Feedback zur COVID-19-Analyse: die wichtigsten Fragen und Anmerkungen.

Das Wichtigste zum Start in die neue Woche vorweg: Es gibt seit Freitagnachmittag keine neuen Zahlen aus dem „DIVI-Intensivregister“. Der Grund: Die Datenbank zieht auf eine neue technische Infrastruktur und die Domain intensivregister.de um und dieser Umzug dauert derzeit noch an.
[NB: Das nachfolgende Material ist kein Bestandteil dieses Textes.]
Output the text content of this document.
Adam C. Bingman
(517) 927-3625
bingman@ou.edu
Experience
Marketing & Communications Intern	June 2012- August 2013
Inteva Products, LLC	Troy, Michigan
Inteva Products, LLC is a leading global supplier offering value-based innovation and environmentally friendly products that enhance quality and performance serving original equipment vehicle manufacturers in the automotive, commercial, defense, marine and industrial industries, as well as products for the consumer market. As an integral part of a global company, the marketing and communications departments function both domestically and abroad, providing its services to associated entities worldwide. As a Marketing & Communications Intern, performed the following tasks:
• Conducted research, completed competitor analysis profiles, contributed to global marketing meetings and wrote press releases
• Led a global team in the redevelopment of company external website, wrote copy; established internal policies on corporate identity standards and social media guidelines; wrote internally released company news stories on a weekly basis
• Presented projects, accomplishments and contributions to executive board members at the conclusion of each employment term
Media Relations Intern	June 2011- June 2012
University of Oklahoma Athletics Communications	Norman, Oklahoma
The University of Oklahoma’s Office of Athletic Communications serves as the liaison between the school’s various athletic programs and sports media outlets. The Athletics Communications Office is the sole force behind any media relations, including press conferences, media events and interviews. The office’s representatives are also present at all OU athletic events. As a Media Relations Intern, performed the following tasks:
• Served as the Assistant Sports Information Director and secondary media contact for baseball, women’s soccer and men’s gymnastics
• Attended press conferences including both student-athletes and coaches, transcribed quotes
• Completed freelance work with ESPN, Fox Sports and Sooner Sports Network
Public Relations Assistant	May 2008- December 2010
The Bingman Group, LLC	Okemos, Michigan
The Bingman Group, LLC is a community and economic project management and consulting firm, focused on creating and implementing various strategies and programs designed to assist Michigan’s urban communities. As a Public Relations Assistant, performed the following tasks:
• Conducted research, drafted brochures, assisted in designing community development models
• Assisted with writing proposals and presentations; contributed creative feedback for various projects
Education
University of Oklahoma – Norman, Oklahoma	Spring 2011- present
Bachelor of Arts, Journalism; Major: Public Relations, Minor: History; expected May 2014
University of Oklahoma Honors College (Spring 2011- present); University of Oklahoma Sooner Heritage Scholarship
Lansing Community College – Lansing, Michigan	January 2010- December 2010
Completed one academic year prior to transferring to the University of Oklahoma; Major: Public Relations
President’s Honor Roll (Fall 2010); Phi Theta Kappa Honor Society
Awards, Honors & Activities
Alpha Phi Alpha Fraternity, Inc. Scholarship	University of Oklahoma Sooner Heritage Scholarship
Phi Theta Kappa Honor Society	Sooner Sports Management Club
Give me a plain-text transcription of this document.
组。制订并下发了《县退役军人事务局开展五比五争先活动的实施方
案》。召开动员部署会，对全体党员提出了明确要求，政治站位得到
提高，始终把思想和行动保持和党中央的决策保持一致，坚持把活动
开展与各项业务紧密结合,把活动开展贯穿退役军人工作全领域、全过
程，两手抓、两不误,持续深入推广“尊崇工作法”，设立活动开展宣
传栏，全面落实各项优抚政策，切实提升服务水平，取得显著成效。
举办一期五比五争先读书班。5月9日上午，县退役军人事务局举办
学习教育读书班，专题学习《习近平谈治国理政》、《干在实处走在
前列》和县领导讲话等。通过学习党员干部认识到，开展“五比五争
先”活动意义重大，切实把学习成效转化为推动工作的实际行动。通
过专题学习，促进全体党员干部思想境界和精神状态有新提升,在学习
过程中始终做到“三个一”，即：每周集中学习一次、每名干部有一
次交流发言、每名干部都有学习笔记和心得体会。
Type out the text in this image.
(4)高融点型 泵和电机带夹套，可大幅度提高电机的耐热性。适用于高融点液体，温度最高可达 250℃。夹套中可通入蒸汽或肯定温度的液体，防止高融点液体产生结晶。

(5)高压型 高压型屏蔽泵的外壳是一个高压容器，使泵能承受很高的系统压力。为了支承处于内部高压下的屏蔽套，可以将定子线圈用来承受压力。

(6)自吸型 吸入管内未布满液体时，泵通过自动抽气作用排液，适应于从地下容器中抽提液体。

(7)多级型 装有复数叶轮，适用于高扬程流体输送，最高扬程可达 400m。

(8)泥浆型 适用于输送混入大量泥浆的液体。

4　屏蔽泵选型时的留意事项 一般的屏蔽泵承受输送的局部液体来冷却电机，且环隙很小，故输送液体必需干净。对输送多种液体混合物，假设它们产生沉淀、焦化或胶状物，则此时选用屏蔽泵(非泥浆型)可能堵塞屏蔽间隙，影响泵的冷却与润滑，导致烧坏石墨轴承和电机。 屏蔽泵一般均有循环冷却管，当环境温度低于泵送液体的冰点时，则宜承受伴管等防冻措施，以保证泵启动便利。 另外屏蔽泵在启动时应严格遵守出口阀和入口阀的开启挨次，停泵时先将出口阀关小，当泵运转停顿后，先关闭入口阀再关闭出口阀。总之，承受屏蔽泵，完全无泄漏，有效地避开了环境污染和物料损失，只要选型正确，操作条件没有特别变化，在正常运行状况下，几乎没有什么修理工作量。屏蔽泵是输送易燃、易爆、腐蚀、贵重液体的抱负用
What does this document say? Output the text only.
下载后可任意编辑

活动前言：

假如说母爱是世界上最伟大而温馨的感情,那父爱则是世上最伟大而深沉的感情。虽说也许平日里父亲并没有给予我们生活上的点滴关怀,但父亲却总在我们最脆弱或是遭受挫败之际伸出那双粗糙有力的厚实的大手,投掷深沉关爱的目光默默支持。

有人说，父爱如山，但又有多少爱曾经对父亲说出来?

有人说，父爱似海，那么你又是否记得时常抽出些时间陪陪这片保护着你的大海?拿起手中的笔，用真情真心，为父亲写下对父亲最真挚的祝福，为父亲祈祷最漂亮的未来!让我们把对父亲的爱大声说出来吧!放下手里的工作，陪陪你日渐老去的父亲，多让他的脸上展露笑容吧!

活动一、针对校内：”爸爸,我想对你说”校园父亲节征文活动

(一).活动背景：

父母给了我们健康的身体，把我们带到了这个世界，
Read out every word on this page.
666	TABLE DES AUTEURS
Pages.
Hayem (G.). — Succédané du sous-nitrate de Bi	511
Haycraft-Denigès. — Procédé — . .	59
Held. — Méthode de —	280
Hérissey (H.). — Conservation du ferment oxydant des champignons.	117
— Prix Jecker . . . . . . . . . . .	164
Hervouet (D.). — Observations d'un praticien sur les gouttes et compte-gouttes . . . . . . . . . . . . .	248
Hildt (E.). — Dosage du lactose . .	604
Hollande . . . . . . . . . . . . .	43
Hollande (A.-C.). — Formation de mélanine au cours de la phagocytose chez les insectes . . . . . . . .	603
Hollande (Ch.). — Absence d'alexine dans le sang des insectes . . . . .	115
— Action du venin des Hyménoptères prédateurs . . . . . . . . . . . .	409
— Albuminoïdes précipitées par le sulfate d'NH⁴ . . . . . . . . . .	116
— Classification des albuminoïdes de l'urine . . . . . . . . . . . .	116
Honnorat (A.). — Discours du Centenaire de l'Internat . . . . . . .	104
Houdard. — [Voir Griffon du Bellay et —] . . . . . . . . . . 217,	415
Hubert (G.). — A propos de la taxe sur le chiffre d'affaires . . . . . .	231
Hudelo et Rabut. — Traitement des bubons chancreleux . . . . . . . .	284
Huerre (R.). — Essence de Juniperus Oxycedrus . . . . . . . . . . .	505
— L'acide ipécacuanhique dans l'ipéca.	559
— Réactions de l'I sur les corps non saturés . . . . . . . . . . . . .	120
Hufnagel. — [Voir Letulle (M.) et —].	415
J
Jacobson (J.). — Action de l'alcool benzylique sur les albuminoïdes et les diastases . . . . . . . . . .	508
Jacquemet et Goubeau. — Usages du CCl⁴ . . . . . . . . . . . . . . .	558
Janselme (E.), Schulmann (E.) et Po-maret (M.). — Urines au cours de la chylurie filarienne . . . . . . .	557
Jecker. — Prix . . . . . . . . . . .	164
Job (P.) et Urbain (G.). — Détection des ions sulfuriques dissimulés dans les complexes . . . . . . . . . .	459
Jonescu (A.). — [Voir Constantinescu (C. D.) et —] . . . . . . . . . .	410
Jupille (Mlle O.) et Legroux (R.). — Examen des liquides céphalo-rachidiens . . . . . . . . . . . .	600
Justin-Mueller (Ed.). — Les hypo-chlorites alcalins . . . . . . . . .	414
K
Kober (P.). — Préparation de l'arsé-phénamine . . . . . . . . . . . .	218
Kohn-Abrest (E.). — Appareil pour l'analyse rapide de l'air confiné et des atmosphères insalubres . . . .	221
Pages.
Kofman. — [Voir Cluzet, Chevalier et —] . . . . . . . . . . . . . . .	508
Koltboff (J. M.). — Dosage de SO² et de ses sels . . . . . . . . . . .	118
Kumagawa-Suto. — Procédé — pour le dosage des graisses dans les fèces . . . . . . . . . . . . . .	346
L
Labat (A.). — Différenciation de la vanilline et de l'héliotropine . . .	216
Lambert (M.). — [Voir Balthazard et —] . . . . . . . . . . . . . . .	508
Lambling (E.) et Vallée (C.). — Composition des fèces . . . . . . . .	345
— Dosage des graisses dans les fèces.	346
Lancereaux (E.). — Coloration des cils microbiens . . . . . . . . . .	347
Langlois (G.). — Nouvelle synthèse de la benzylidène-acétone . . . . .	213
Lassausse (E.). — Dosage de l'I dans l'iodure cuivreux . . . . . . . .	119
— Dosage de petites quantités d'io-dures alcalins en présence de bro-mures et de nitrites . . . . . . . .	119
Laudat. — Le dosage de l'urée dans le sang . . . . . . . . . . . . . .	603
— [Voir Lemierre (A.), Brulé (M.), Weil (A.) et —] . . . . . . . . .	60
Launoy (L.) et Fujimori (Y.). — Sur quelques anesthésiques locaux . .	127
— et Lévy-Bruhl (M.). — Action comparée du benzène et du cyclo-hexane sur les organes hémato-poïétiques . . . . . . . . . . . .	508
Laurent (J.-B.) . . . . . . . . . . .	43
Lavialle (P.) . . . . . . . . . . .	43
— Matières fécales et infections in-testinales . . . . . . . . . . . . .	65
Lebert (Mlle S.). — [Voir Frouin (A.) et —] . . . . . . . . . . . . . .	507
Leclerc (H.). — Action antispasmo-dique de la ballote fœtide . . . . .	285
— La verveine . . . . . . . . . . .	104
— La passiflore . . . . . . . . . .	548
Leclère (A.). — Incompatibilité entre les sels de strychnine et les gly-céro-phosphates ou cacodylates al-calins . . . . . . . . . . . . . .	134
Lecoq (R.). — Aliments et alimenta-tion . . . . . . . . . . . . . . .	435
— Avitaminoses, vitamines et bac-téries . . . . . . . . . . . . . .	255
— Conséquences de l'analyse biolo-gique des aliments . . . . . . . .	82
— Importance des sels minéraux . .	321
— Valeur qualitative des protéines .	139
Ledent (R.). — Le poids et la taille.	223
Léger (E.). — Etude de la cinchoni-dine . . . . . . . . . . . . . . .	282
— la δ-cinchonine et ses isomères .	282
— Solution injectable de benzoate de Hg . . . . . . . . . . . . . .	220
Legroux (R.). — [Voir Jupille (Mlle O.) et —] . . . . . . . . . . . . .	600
Neue Zahlen zu den Betten und den COVID-19-Patienten in den Intensivstationen soll es erst wieder am Dienstagmorgen geben. Sobald das der Fall ist, wird es auch an dieser Stelle mit den Updates weiter gehen. [Update vom Dienstag: Es stehen weiterhin keine neuen Daten zur Verfügung, die DIVI nennt nun „voraussichtlich Mittwoch“ als Termin.]

Die Zeit bis dahin nutze ich, um einige Fragestellungen und Anmerkungen zu beantworten. Ich bitte um Verständnis, dass ich nicht jeder Mail, jedem Kommentar und jedem Tweet direkt antworten kann, es waren einfach zu viele seit der Veröffentlichung meiner Analyse „Coronavirus: Vergesst die Zahl der Infizierten, schaut auf die Zahl der Intensiv-Patienten!„. Mein Dank gilt auch nochmal an alle Leser, die sich für meinen Text interessiert haben, es sind bereits mehr als 15.000.

Die meisten Anmerkungen gab es zu folgenden Themen:

  • Die reine Zahl der Betten ist nicht allein entscheidend. Es fehlen Zahlen zu den Pflegekräften und Ärzten, die sich um die Intensivbetten kümmern können. Gibt es dort zu wenig, helfen auch die freien Betten nichts.

Ja. Das ist natürlich richtig. Eine Erhebung solcher Daten ist aber natürlich extrem aufwändig und wohl illusorisch. Klar ist, dass wohl sämtliche Kliniken versuchen, ihr Personal aufzustocken, Pflegekräfte für die Betreuung von COVID-19-Patienten zu schulen, etc. Inwiefern das in der kurzen Zeit fachlich möglich ist, kann ich nicht beantworten.

  • Noch relevanter als der Blick auf die deutschen Zahlen wäre der auf einzelne Regionen. Denn: Was hilft es einem Patienten aus Süddeutschland, wenn dort keine Betten mehr frei wären, sondern nur noch im Norden?

Auch das ist korrekt. Natürlich würde im Ernstfall versucht, Patienten in andere Regionen zu bringen, wenn es dort noch Kapazitäten auf Intensivstationen gäbe. Schließlich werden derzeit auch schon welche aus Italien, Frankreich, etc. nach Deutschland geflogen. Aber: Sobald wieder aktuelle Daten vorliegen, werde ich auch mal einen gesonderten Blick auf die Zahlen der Bundesländer präsentieren. Archiviert habe ich die Daten der Länder seit dem 25. März auf jeden Fall.

  • Schwer Erkrankten bringen die so genannten „Low care“-Betten auf Intensivstationen nichts. Beatmung kann nur auf „High care“-Plätzen stattfinden.

Auch auf diese Anmerkung werde ich in künftigen Updates eingehen und die Zahl der „High care“-Betten gesondert in den Updates ausweisen.

Ein wichtiger Hinweis noch: Die Kommentarfunktion auf dieser Website ist moderiert. Das heißt, Ihre Kommentare gehen erst nach einer Prüfung durch mich online. Ich werde keine Kommentare freischalten, die sich nicht sachlich mit dem Thema der Analysen auseinandersetzen, sondern die Chance nutzen wollen, um gegen Politiker zu hetzen, Verschwörungstheorien zu verbreiten oder die nichts mit dem eigentlichen Thema zu tun haben.